America watched 18-year-old Stephen Putnam, a piano performance freshman, give fans at the UNF Arena a crash course on turning up during the Atlantic Sun Conference championship game March 8. The baritone horn player is a hype man whose spastic moves excite the crowd when DJ Snake and Lil Jon’s “Turn Down for What” plays over the Arena speakers. Since the game aired on ESPN2, Putnam has been featured on SportsCenter, Yahoo Sports and People Magazine.
Headlines describe his game day tradition as “dancing,” but Putnam told Spinnaker he has his doubts about the term. Putnam said he doesn’t know what it is or what to call it.
“I don’t dance,” he said, “but I guess you can call it that for lack of a better term.”
In an interview with Spinnaker TV, Men’s Basketball Head Coach Matthew Driscoll agreed with Putnam’s sentiment. He said he thinks Putnam’s moves are more “gyration” than dancing.
Putnam said he started playing the hype man at volleyball games as a dedicated fan, cheering loudly and interacting like a typical audience member does, until “somewhere along the way I just decided ‘I feel like going crazy.’” So he did.
Despite being nationally recognized for his moves, Putnam said he feels the pressure of the limelight. While he doesn’t feel like the Athletics Department’s hand hovers over him while pulling his strings, he does feel pressured sometimes to be “dancing man.” When those times come, he said he simply doesn’t do it.
Putnam said his mother taught him how to play piano at age six and learned how to read music soon after discovering his natural ability to learn it. This led him to learning how to play guitar, which sparked his interest in brass instruments by his senior year of high school.
“Piano is a great place to start, because you can see all the notes in front of you and you can transfer that to other instruments,” Putnam said.
Not only does Putnam play baritone horn in the Osprey Pep Band, but he also plays the French horn in the UNF Wind Symphony and concert band. He credits his musical talent to being passionate, a trait Putnam said he wants to teach others after he graduates. He told Spinnaker he plans on switching his major to music education this fall.
“I’m passionate about playing piano just as much as I am about sports, but I’m not going to sit down in a practice room and flail my arms around,” Putnam said. “I’m going to show it in a different way.”
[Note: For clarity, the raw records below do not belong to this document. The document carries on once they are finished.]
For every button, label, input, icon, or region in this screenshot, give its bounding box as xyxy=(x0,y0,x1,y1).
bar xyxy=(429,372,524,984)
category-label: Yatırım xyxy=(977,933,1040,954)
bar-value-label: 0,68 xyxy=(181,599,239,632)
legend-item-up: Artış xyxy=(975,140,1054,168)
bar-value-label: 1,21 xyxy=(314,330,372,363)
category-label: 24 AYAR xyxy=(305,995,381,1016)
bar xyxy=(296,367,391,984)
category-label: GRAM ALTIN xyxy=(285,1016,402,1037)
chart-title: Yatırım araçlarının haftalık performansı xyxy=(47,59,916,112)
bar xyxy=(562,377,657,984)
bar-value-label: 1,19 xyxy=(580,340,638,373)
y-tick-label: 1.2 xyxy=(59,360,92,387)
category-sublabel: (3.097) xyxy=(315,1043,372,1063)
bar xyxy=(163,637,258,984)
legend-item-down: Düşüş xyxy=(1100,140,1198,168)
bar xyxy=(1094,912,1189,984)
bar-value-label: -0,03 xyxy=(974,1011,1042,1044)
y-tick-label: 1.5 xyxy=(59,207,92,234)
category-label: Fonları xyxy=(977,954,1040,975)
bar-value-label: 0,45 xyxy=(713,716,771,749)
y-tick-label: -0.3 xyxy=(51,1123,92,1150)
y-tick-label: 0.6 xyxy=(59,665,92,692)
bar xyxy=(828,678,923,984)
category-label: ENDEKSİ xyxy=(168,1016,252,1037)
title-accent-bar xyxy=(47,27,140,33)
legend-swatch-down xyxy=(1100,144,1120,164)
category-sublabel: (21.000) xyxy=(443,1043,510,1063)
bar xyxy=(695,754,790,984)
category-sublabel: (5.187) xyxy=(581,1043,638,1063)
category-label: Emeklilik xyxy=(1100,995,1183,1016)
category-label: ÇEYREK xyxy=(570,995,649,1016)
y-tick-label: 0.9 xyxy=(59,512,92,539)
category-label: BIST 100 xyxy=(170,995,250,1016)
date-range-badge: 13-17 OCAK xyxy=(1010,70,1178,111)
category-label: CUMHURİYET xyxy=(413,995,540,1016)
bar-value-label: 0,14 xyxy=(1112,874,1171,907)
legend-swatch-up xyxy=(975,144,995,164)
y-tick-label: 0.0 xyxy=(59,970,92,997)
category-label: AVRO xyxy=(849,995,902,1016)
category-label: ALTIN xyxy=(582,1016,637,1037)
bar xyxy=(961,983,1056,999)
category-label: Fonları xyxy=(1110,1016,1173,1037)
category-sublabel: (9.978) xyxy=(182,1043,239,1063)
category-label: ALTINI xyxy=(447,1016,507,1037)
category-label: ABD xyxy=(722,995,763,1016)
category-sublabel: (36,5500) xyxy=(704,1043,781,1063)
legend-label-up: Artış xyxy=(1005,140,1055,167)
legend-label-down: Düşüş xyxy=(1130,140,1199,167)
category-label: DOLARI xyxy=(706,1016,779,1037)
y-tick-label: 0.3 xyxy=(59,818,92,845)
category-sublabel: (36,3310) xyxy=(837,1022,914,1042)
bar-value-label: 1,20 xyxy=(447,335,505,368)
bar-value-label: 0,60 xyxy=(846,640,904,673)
With such dedication to his talents, it’s no wonder Putnam sometimes feels somewhat under-represented. Instead, he keeps his focus on his love of the game, worried only about overshadowing what he considered to be the real talent at the game — the team.
Though Putnam is humble about his popularity, Driscoll said people like Putnam represent UNF well by showing the world how interesting the university is.
“He’s a great musician at our great music school that no one knows about,” Driscoll said. “Now they do, and that’s what I think this championship is all about.”
Putnam is after all, just a fan. A big one, but just one.
In regards to his sudden fame, Putnam said he is “more excited about the [NCAA] tournament,” because, “anyone can be a fan of Osprey basketball.”